Washington — A recent Supreme Court decision could affect how legal disputes with OSHA or the Mine Safety and Health Administration are settled.

In a 6-3 decision on Securities and Exchange Commission v. Jarkesy, the court on June 27 ruled that SEC may not use administrative law judges while seeking civil penalties for alleged securities fraud. Instead, the agency must take its cases to federal court, where parties alleged of fraud would have a jury trial – a right provided by the Seventh Amendment to the Constitution

The decision could prove important for OSHA and MSHA because both agencies also use administrative law judges, along with review commissions, to settle disputes stemming from citations.

However, Chief Justice John Roberts’ majority opinion references a 1977 case – Atlas Roofing v. OSHRC – involving the Occupational Safety and Health Review Commission. In that case, the Supreme Court ruled that Atlas Roofing didn’t have the right to a trial by jury because of the “public rights” exception to Article 3 of the Constitution.

That exception allows “legislative courts” to rule on cases. Those cases are conflicts that arise between a “private actor” (an employer, for example) and the government. They also involve civil law and not common law.

Atlas Roofing, therefore, does not apply here (to the SEC case),” Roberts writes. He adds that SEC’s antifraud provisions “replicate common law fraud.”

Former OSHA Deputy Assistant Secretary Richard Fairfax, a principal consultant at the National Safety Council, said that although the case focused on SEC, “I do not believe it directly impacts the other regulatory agencies. It does, however, open the door for future challenges.”

Because of this decision, it’s unclear if the “public rights” exception would apply in every case that comes before safety agencies’ administrative law judges, OSHRC, or the Federal Mine Safety and Health Review Commission. It’s also uncertain how a cited employer would get a change in venue to a federal jury trial from an administrative law judge.

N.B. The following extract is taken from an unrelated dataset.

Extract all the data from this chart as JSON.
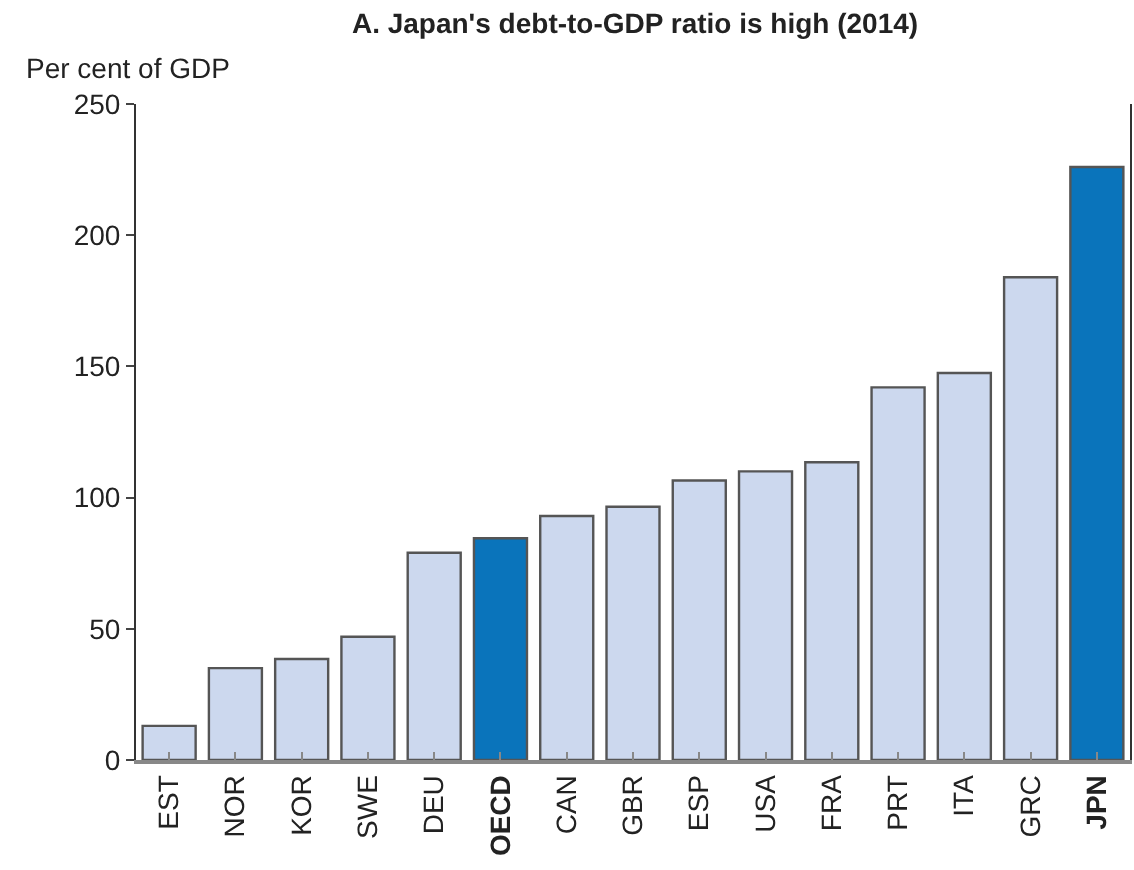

A type of OSHA case that could see a change in venue in the future may be certain General Duty Clause citations, said Alka Ramchandani-Raj, co-chair of the Littler law firm’s occupational safety and health practice group. 

One example is a workplace violence injury caused by a third party who is unaffiliated with the employer.

“I think it depends on how the agency is pursuing its claims, to the degree that they’re pursuing statutory claims or they’re trying to pursue claims that are in the nature of a common lawsuit,” Ramchandani-Raj said. “There are grounds, under the Seventh Amendment, to potentially have [the claim] be adjudicated by a court rather than adjudicated by the agency.”